The g++ -Wall option includes -Wreorder. What this option does is described below. It is not obvious to me why somebody would care (especially enough to turn this on by default in -Wall).

-Wreorder (C++ only)
  Warn when the order of member initializers given in the code does not
  match the order in which they must be executed.  For instance:

    struct A {
      int i;
      int j;
      A(): j (0), i (1) { }
    };

  The compiler will rearrange the member initializers for i and j to
  match the declaration order of the members, emit-ting a warning to that
  effect.  This warning is enabled by -Wall.

Answer 1

Consider:

struct A {
    int i;
    int j;
    A() : j(0), i(j) { }
};

Now i is initialized to some unknown value, not zero.

Alternatively, the initialization of i may have some side effects for which the order is important. E.g.

A(int n) : j(n++), i(n++) { }

Answer 2

This can bite you if your initializers have side effects. Consider:

int foo() {
    puts("foo");
    return 1;
}

int bar() {
    puts("bar");
    return 2;
}

struct baz {
    int x, y;
    baz() : y(foo()), x(bar()) {}
};

The above will print "bar" then "foo", even though intuitively one would assume that order is as written in the initializer list.

Alternatively, if x and y are of some user-defined type with a constructor, that constructor may also have side effects, with the same non-obvious result.

It can also manifest itself when initializer for one member references another member.

Answer 3

The problem is that somebody might see the list of member initialisers in the constructor, and think that they're executed in that order (j first, then i). They are not, they are executed in the order the members are defined in the class.

Suppose you wrote A(): j(0), i(j) {}. Somebody might read that, and think that i ends up with the value 0. It doesn't, because you initialised it with j, which contains junk because it has not itself been initialised.

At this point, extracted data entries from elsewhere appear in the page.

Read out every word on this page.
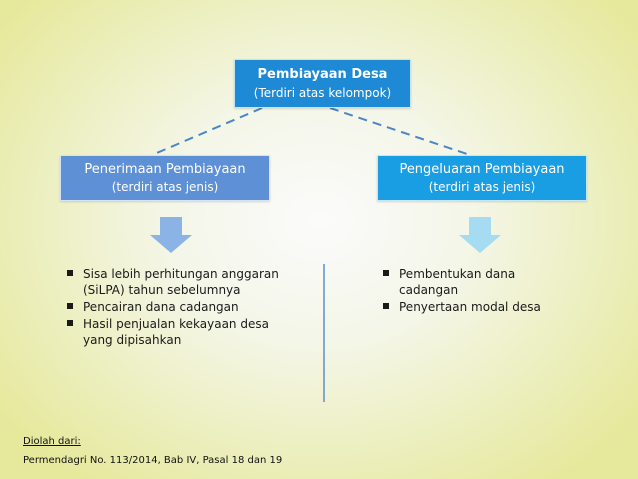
Pembiayaan Desa
(Terdiri atas kelompok)
Penerimaan Pembiayaan
(terdiri atas jenis)
Pengeluaran Pembiayaan
(terdiri atas jenis)
Sisa lebih perhitungan anggaran (SiLPA) tahun sebelumnya
Pencairan dana cadangan
Hasil penjualan kekayaan desa yang dipisahkan
Pembentukan dana cadangan
Penyertaan modal desa
Diolah dari:
Permendagri No. 113/2014, Bab IV, Pasal 18 dan 19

The warning reminds you to write A(): i(j), j(0) {}, which hopefully looks a lot more fishy.

Answer 4

The warning exists because if you just read the constructor, it looks like j is getting initialized before i. This becomes a problem if one is used to initialize the other, as in

struct A {
  int i;
  int j;
  A(): j (0), i (this->j) { }
};

When you just look at the constructor, this looks safe. But in reality, j has not yet been initialized at the point where it is used to initialize i, and so the code won't work as expected. Hence the warning.